Er lacht. »Also … Sie wollten mich sehen, Mister King?«
»Sie wollten mich zuerst sehen.«
Darüber lacht er, als ob ich ein Kind bin. Das scheint ihm Selbstvertrauen zu geben.
»Ja, kommen Sie und spielen Sie für Dynamo, und ich werde Ihr Gehalt verdoppeln.«
»Wie wäre es mit mir als Trainer?«
»Glaube nicht, dass es meinen aktuellen Trainer erfreuen würde.«
»Dann schmeißen Sie ihn raus. Hat er denn jemals was gewonnen?«
»Serie A, La Liga, die Champions League. Den FA Cup. Die Henri-Delaunay-Trophy …«
»Früher oder später wird man ihm auf die Schliche kommen.«
Er lächelt süffisant: »Also, Sie möchten nicht kommen und für uns spielen, Mister King?«
»Vielleicht. Vielleicht auch nicht. Aber deswegen bin ich nicht hier.«
»Gut, es geht offenbar nicht ums Essen oder um meine Gesellschaft. Also worum geht’s?«
»Haben Sie den Wichser bezahlt, um mich zu bestechen?«, kann ich nicht wirklich fragen. »Haben Sie meine Karriere gefickt? Die Heiligkeit des Fußballs entehrt?«, kann ich auch nicht fragen. Denn was wird er dazu sagen? Ein schlichtes Nein. Klar. Und wenn ich dann über den Tisch lange, ihn beim Schlafittchen packe, um die Wahrheit aus ihm rauszuwürgen – oder rauszuschlitzen –, werden seine Bodyguards einschreiten, ehe ich zum Abschluss kommen kann.
Selbst wenn Lazor es getan hat, wenn Lazor sogar zugibt, es getan zu haben, und selbst wenn ich seinen Handlangern entkommen kann, was dann?

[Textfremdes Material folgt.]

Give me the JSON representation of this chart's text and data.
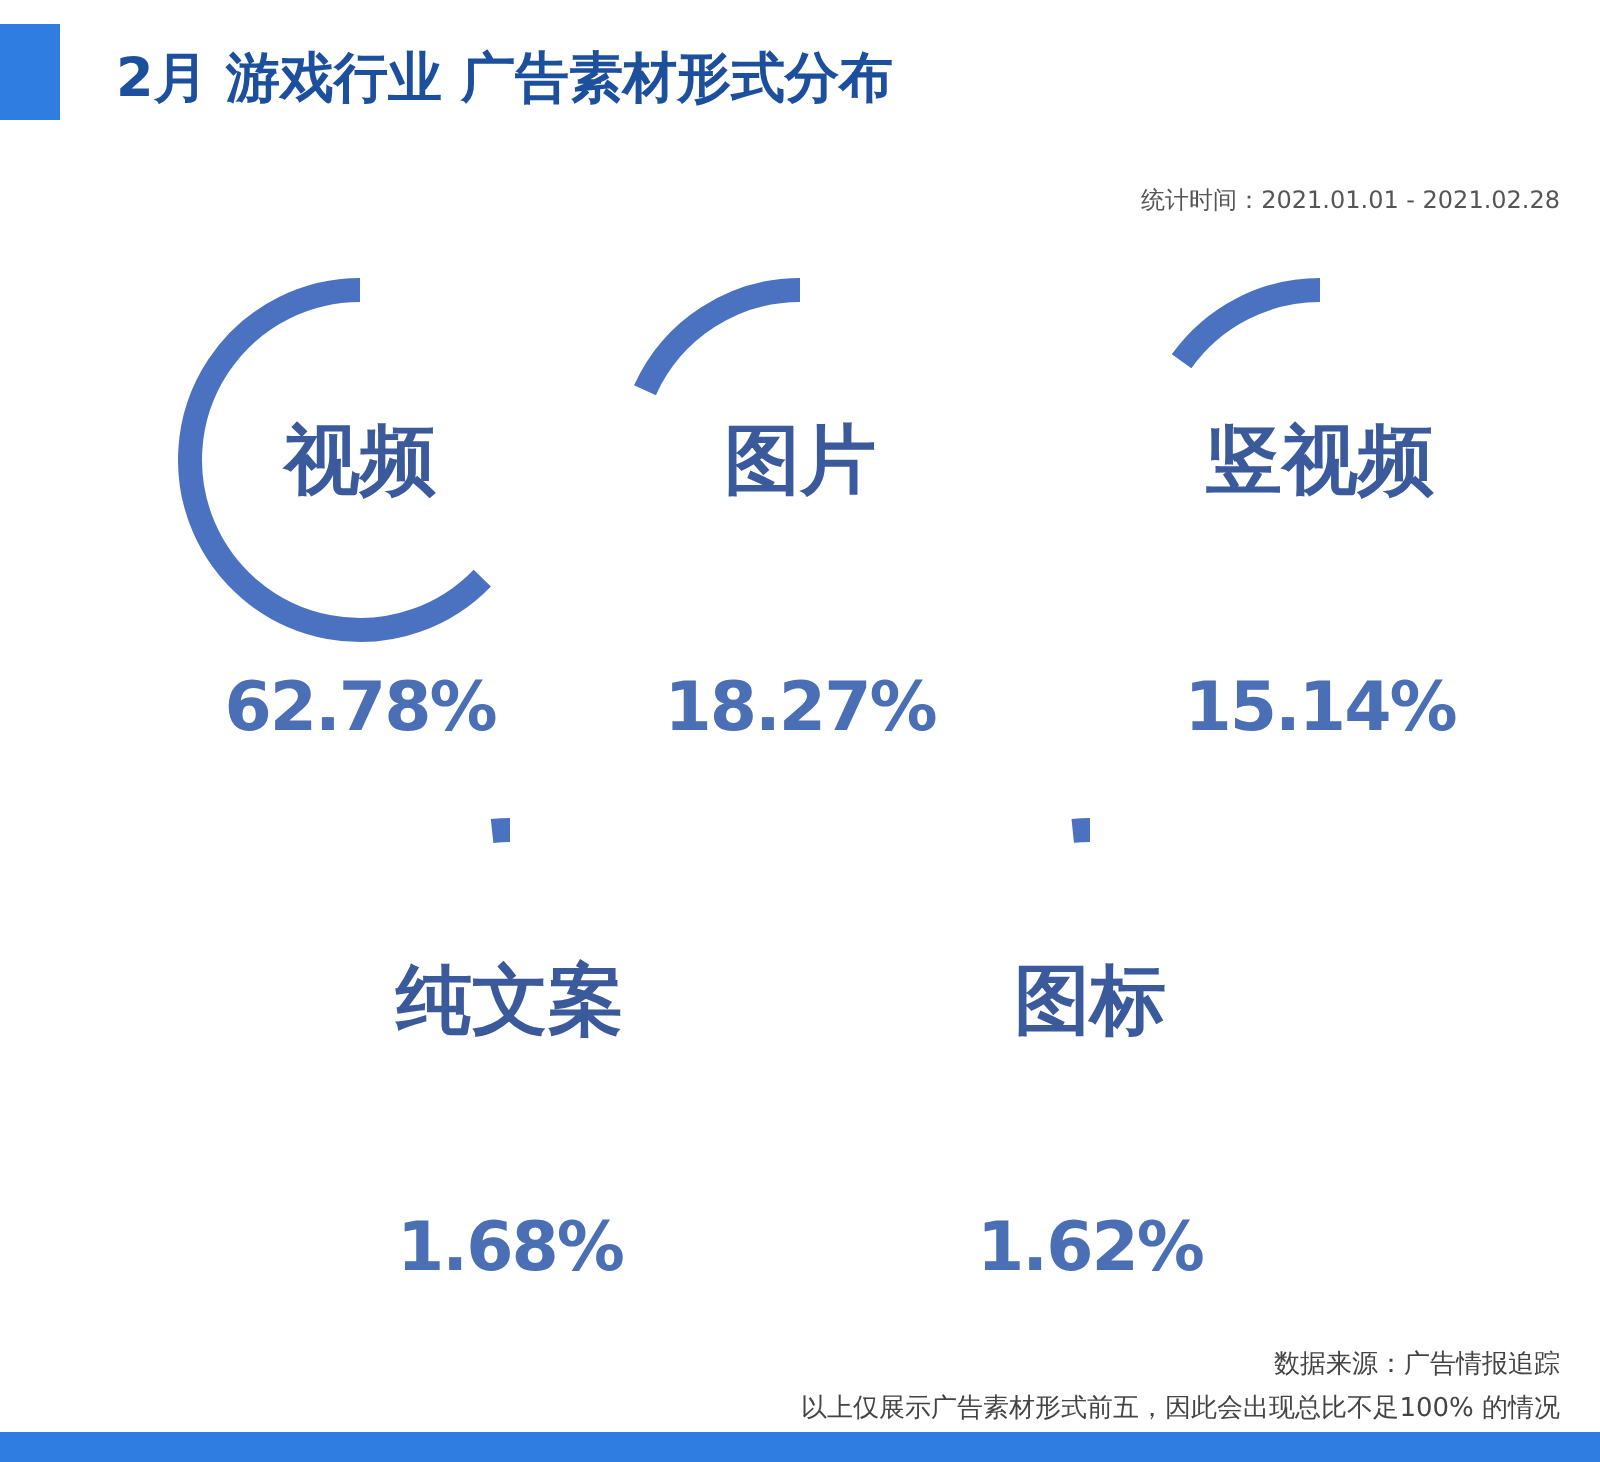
{
  "chart_data": {
    "type": "other",
    "title": "2月 游戏行业 广告素材形式分布",
    "subtitle": "统计时间：2021.01.01 - 2021.02.28",
    "categories": [
      "视频",
      "图片",
      "竖视频",
      "纯文案",
      "图标"
    ],
    "values": [
      62.78,
      18.27,
      15.14,
      1.68,
      1.62
    ],
    "value_labels": [
      "62.78%",
      "18.27%",
      "15.14%",
      "1.68%",
      "1.62%"
    ],
    "color": "#4a72c0",
    "annotations": [
      "数据来源：广告情报追踪",
      "以上仅展示广告素材形式前五，因此会出现总比不足100% 的情况"
    ]
  }
}
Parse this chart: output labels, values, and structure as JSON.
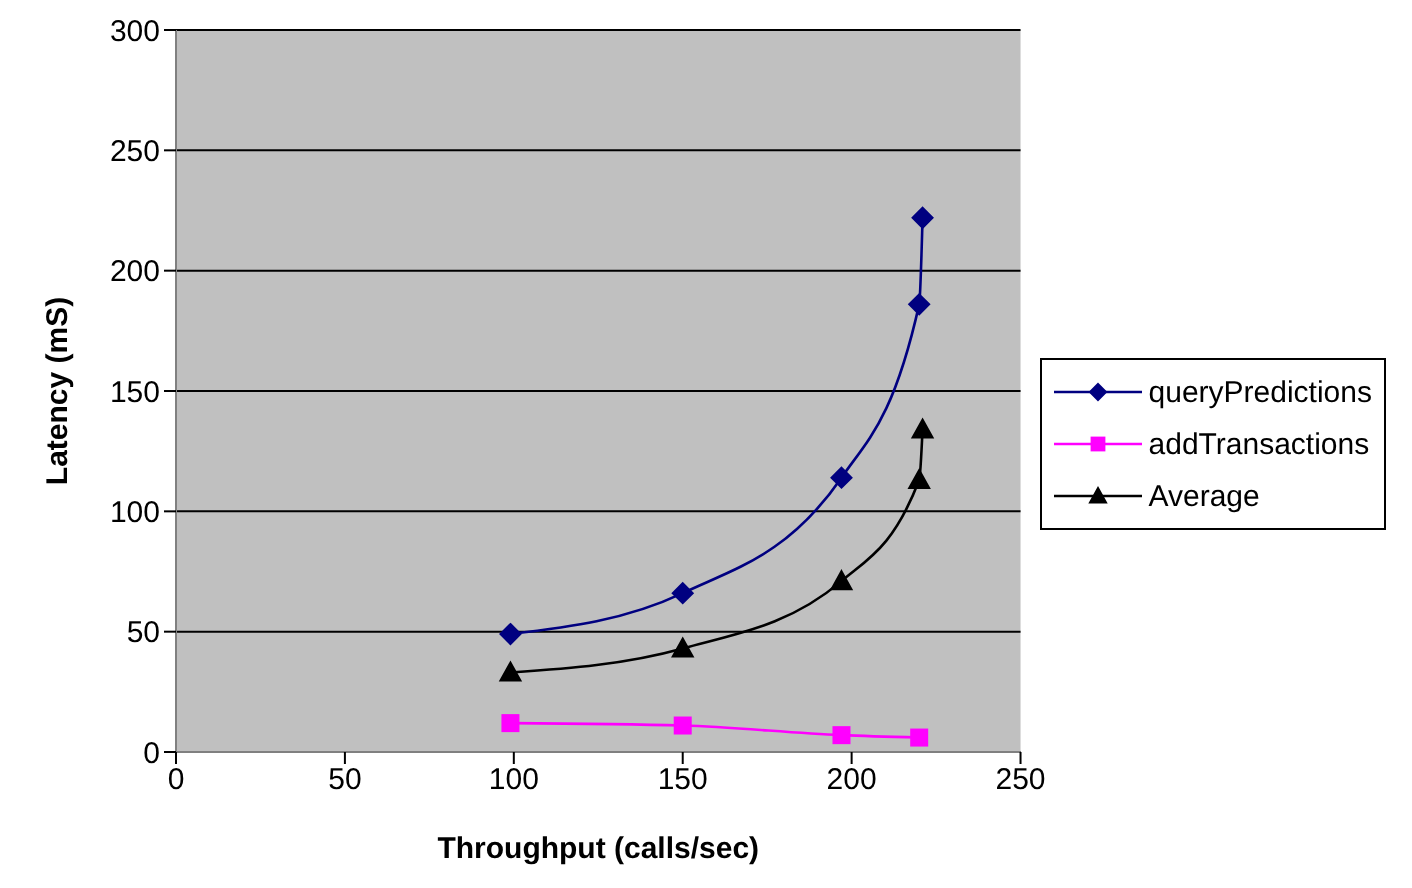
{
  "chart_data": {
    "type": "line",
    "xlabel": "Throughput (calls/sec)",
    "ylabel": "Latency (mS)",
    "xlim": [
      0,
      250
    ],
    "xticks": [
      0,
      50,
      100,
      150,
      200,
      250
    ],
    "ylim": [
      0,
      300
    ],
    "yticks": [
      0,
      50,
      100,
      150,
      200,
      250,
      300
    ],
    "grid": "y",
    "legend": "right",
    "series": [
      {
        "name": "queryPredictions",
        "color": "#000080",
        "marker": "diamond",
        "x": [
          99,
          150,
          197,
          220,
          221
        ],
        "values": [
          49,
          66,
          114,
          186,
          222
        ]
      },
      {
        "name": "addTransactions",
        "color": "#ff00ff",
        "marker": "square",
        "x": [
          99,
          150,
          197,
          220
        ],
        "values": [
          12,
          11,
          7,
          6
        ]
      },
      {
        "name": "Average",
        "color": "#000000",
        "marker": "triangle",
        "x": [
          99,
          150,
          197,
          220,
          221
        ],
        "values": [
          33,
          43,
          71,
          113,
          134
        ]
      }
    ]
  }
}
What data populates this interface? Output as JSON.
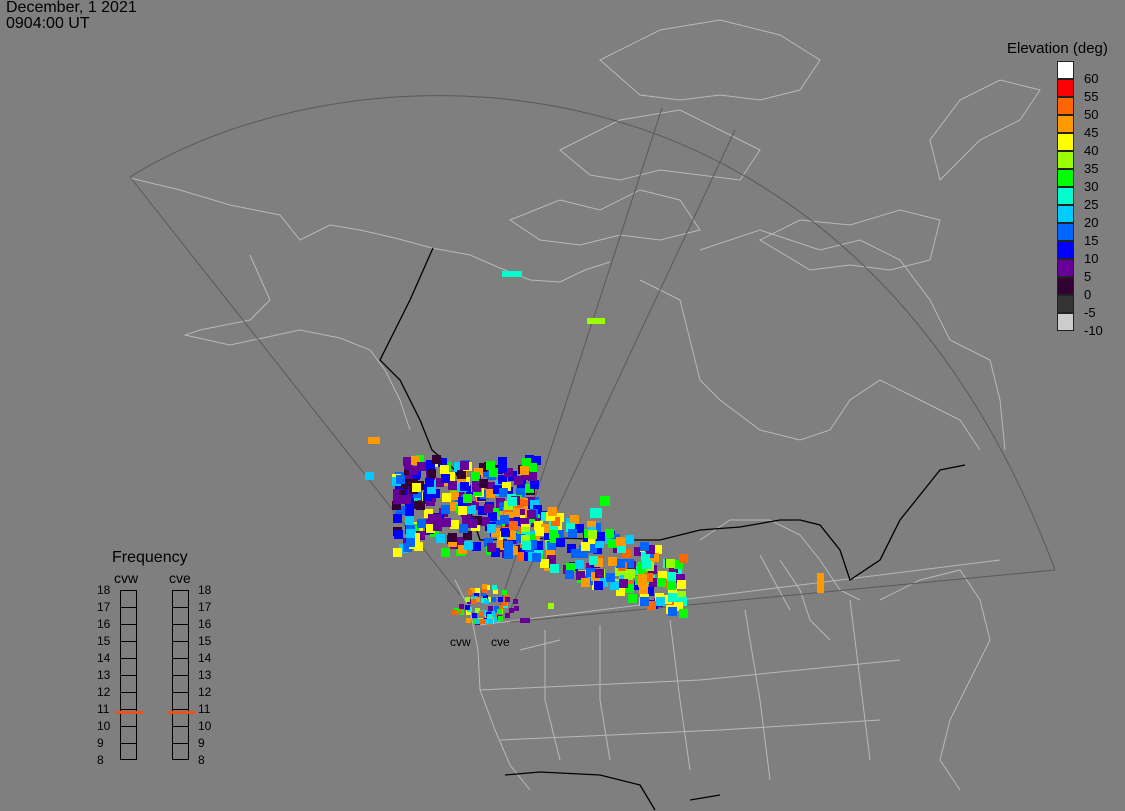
{
  "date": "December, 1 2021",
  "time": "0904:00 UT",
  "elevation_legend": {
    "title": "Elevation (deg)",
    "entries": [
      {
        "label": "60",
        "color": "#ffffff"
      },
      {
        "label": "55",
        "color": "#ff0000"
      },
      {
        "label": "50",
        "color": "#ff6600"
      },
      {
        "label": "45",
        "color": "#ff9900"
      },
      {
        "label": "40",
        "color": "#ffff00"
      },
      {
        "label": "35",
        "color": "#99ff00"
      },
      {
        "label": "30",
        "color": "#00ff00"
      },
      {
        "label": "25",
        "color": "#00ffcc"
      },
      {
        "label": "20",
        "color": "#00ccff"
      },
      {
        "label": "15",
        "color": "#0066ff"
      },
      {
        "label": "10",
        "color": "#0000ff"
      },
      {
        "label": "5",
        "color": "#660099"
      },
      {
        "label": "0",
        "color": "#330033"
      },
      {
        "label": "-5",
        "color": "#333333"
      },
      {
        "label": "-10",
        "color": "#cccccc"
      }
    ]
  },
  "frequency": {
    "title": "Frequency",
    "radars": [
      "cvw",
      "cve"
    ],
    "scale": [
      "18",
      "17",
      "16",
      "15",
      "14",
      "13",
      "12",
      "11",
      "10",
      "9",
      "8"
    ],
    "selected_mhz": [
      10.8,
      10.8
    ],
    "marker_color": "#e8521e"
  },
  "radar_labels": [
    "cvw",
    "cve"
  ]
}
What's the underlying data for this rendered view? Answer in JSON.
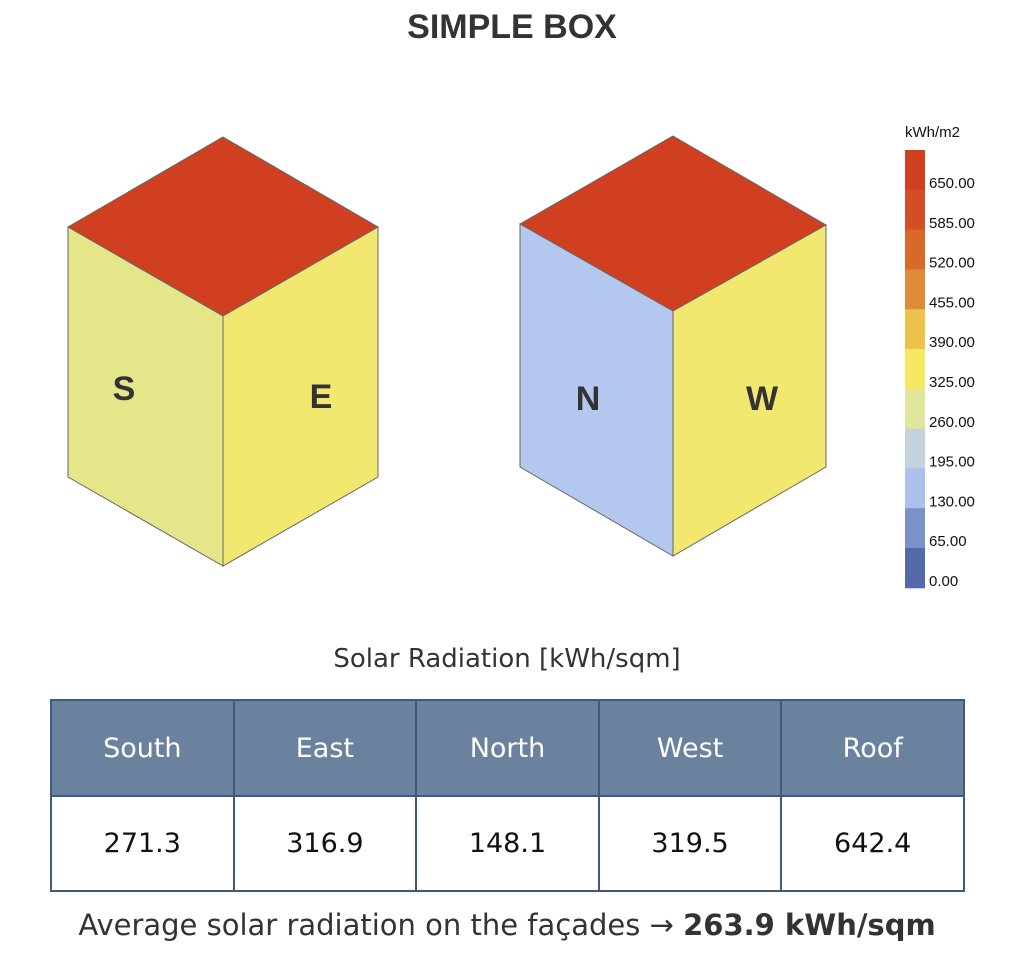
{
  "header": {
    "title": "SIMPLE BOX"
  },
  "boxes": [
    {
      "left_face": "S",
      "right_face": "E"
    },
    {
      "left_face": "N",
      "right_face": "W"
    }
  ],
  "legend": {
    "unit": "kWh/m2",
    "labels": [
      "650.00",
      "585.00",
      "520.00",
      "455.00",
      "390.00",
      "325.00",
      "260.00",
      "195.00",
      "130.00",
      "65.00",
      "0.00"
    ],
    "colors": [
      "#cf3f20",
      "#d34e25",
      "#d8692b",
      "#dc8c37",
      "#ecc24b",
      "#f5e862",
      "#e2e69b",
      "#c4d2dc",
      "#adbfec",
      "#7a92c8",
      "#5369a8"
    ]
  },
  "table": {
    "caption": "Solar Radiation [kWh/sqm]",
    "headers": [
      "South",
      "East",
      "North",
      "West",
      "Roof"
    ],
    "rows": [
      [
        "271.3",
        "316.9",
        "148.1",
        "319.5",
        "642.4"
      ]
    ]
  },
  "footer": {
    "text": "Average solar radiation on the façades →",
    "value": "263.9 kWh/sqm"
  }
}
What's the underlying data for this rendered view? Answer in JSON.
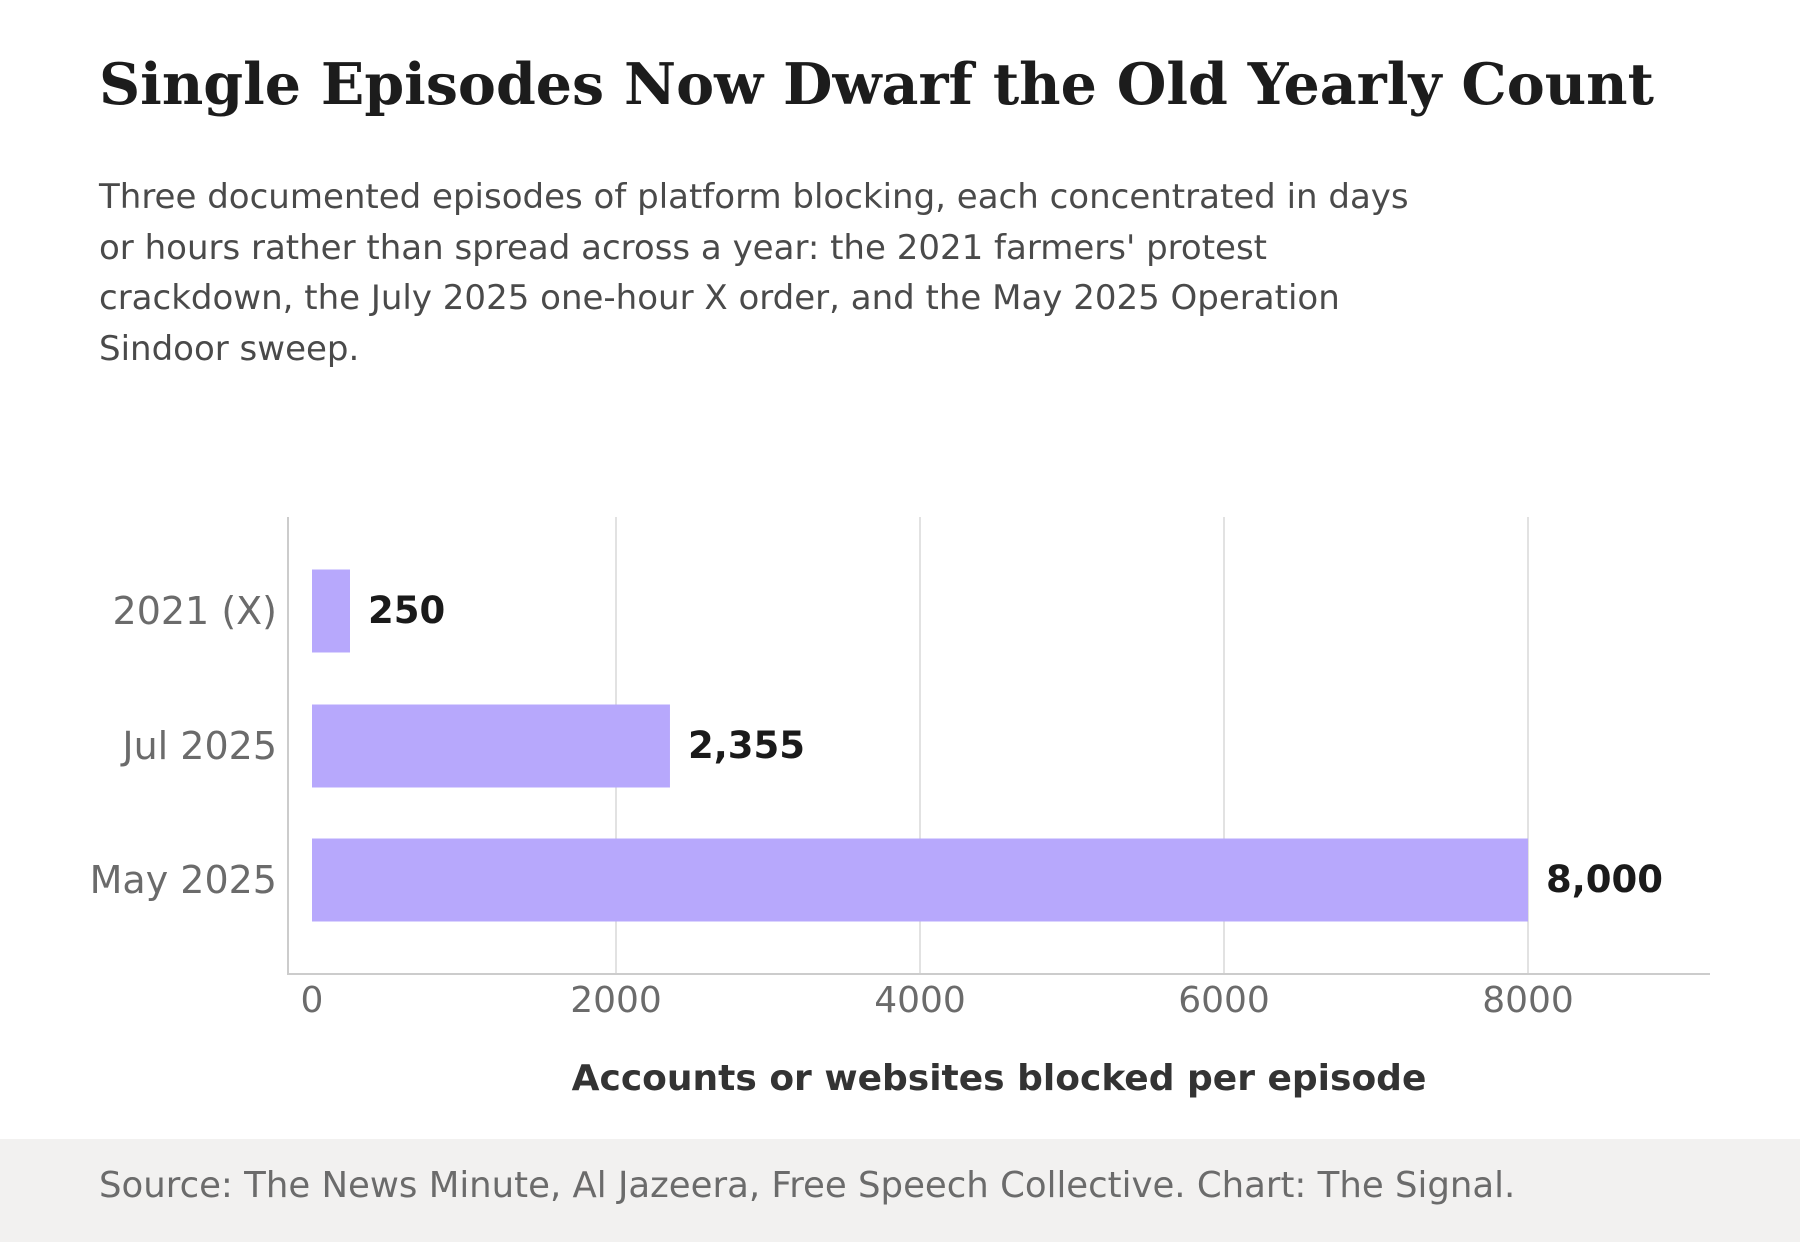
{
  "title": "Single Episodes Now Dwarf the Old Yearly Count",
  "subtitle": "Three documented episodes of platform blocking, each concentrated in days or hours rather than spread across a year: the 2021 farmers' protest crackdown, the July 2025 one-hour X order, and the May 2025 Operation Sindoor sweep.",
  "source": "Source: The News Minute, Al Jazeera, Free Speech Collective. Chart: The Signal.",
  "colors": {
    "bar": "#b7a8fc",
    "grid": "#e2e2e2",
    "axis": "#cccccc",
    "tick_text": "#6b6b6b",
    "label_text": "#1a1a1a",
    "xlabel_text": "#333333",
    "footer_bg": "#f2f1f0"
  },
  "chart_data": {
    "type": "bar",
    "orientation": "horizontal",
    "categories": [
      "2021 (X)",
      "Jul 2025",
      "May 2025"
    ],
    "values": [
      250,
      2355,
      8000
    ],
    "value_labels": [
      "250",
      "2,355",
      "8,000"
    ],
    "xlabel": "Accounts or websites blocked per episode",
    "ylabel": "",
    "xlim": [
      0,
      9200
    ],
    "xticks": [
      0,
      2000,
      4000,
      6000,
      8000
    ],
    "xtick_labels": [
      "0",
      "2000",
      "4000",
      "6000",
      "8000"
    ],
    "grid": "vertical"
  }
}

Gut, ich hätte meine Rache bekommen, aber meinen Beweis hätte ich nicht. Und es sind Beweise, die ich brauche, um meinen Ruf wiederherzustellen.
Und was war das, was Craggsio gesagt hat, als wir hier damals ankamen? Der größte Fisch braucht die sanftesten Hände. Was bedeutet, dass du dich vorsichtig durchmogeln musst, um an die großen Jungs zu kommen. Also werde ich es mit Lazor auf die weiche Tour versuchen. Ich rede drum herum, um ein Gefühl für ihn zu bekommen. Zuerst Beweis, dann Rache.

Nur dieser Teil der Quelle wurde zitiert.